Ces personnes (t’as vu comment je fais bien attention à pas genrer ? Sinon on va encore dire que je déteste les mecs et tout) me semblent particulièrement dangereuses car elles prétendent être du côté progressiste de la lutte et bénéficient largement de cette illusion, tout en pompant aux concerné.es un temps et une énergie précieuses (accord de proximité, deal with it) alors qu’elles détricotent en backstage ce qu’elles affirment soutenir à qui veut bien l’entendre. Fourbes, jte dis. Je te parle pas d’ignorance, ce luxe de privilégié.e, dont je bénéficie aussi, et qui fait lamentablement écho au luxe de « ne pas être politisé.e », « ne pas être intéressé.e par ces questions », comme si cet intérêt que plein vivent dans leur chair relevait d’un hobby. Je te parle parle pas d’ignorance, je te parle d’ignorance sélective. Je te parle de s’intéresser au débat de façon parfaitement mesurée : placer le curseur exactement entre l’apitoiement de bon aloi et le renforcement de ses propres privilèges. Que ce soit par connarditude, par paresse ou par négligence ne change pas grand-chose au résultat.

Je vois et j’entends pleuvoir des commentaires d’une incohérence déconcertante, qui s’émeuvent sur les articles de presse relatant les actes violents de la police, tout en condamnant « Les Amalgames ». Cette situation fucking incongrue où une même personne peut être stupéfaite à répétition du même événement, sans jamais conclure que la répétition dévoile une tendance. En Belgique (les Français.es j’vous vois – ouais j’ai des statistiques moi – et je sais que vous avez laaargement la matière pour faire le parallèle avec ce qui se passe chez vous) dès qu’on sort un article sur le sexisme dans la police, c’est la consternation. QU’ENTENDS-JE ? La police serait sexiste ? L’ahurissement face à un récit, un parcours, un témoignage, une femme courageuse qui relate des événements sordides. Puis plus rien, jusqu’au prochain article, où bim, re-stupéfaction.
Qu’entends-je ? La police serait raciste ? Loin de moi l’idée de tracer un parfait parallèle entre la réception du sexisme et du racisme de ces récits, ce serait simplement fallacieux.

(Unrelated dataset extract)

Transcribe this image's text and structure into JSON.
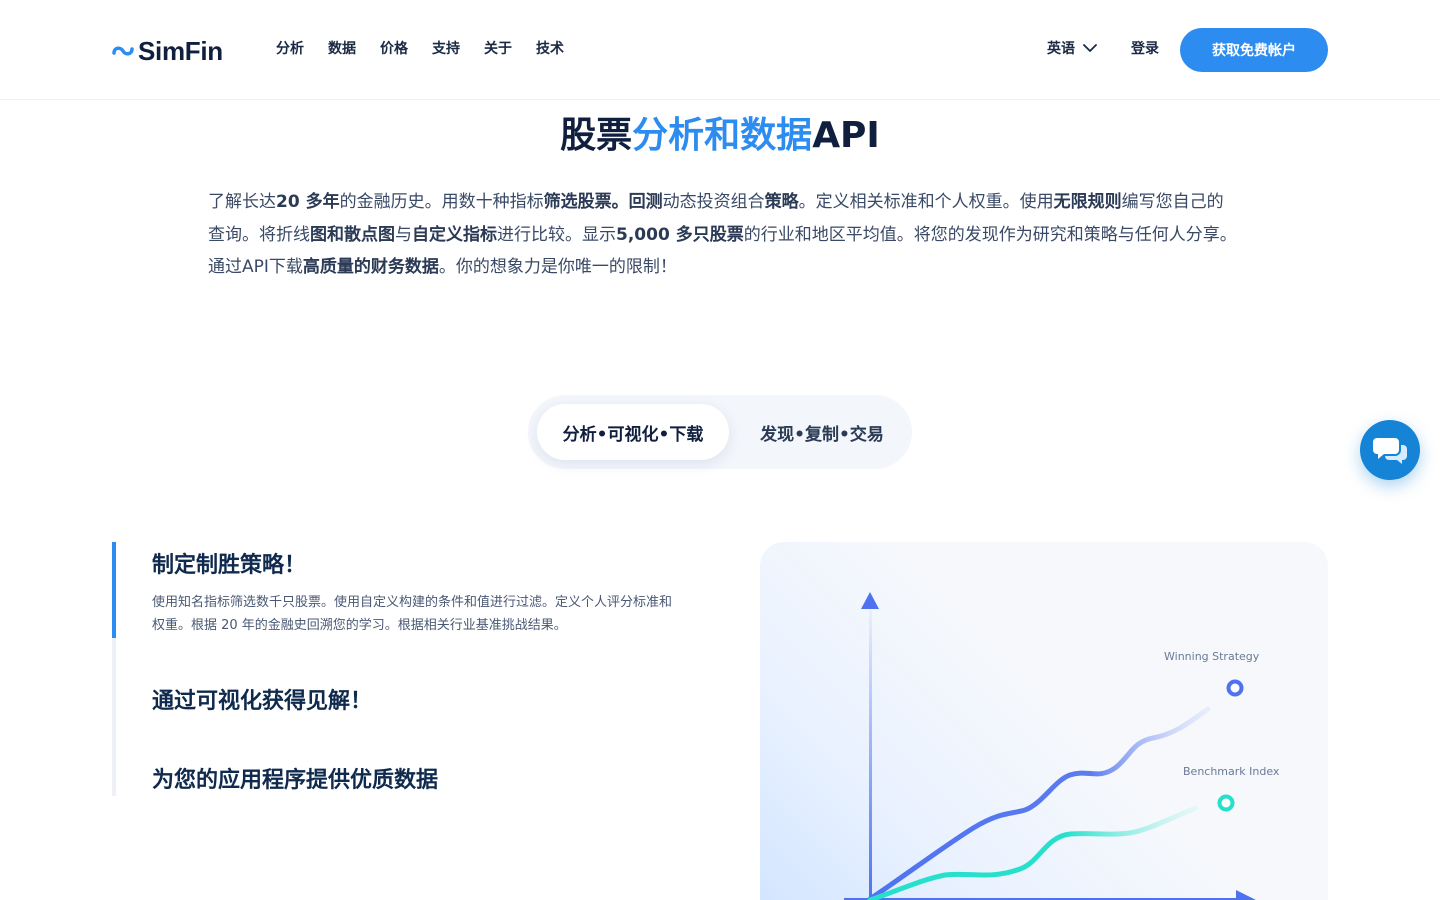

On sait très bien que les occurrences racistes sont accueillies avec leur lot bien particulier de suspicion pour les victimes et d’indulgence pour les bourreaux (indulgence qui tend le plus souvent vers l’impunité). Ce que je veux mettre en lumière ici, c’est la similarité de l’hypocrisie face à la récurrence de la violence policière. C’est l’indécence crasse qui consiste à s’effarer 100x comme si c’était la première fois. À rappeler que « faire des amalgames » c’est pas très très gentil pour les policiers même si l’amalgame d’autres groupes est visiblement tout à fait legit. À trouver que condamner une institution qui manifestement ne fonctionne pas revient à attiser la haine, à créer des camps, à diviser la société (qui, par ailleurs, se porte très très bien merci).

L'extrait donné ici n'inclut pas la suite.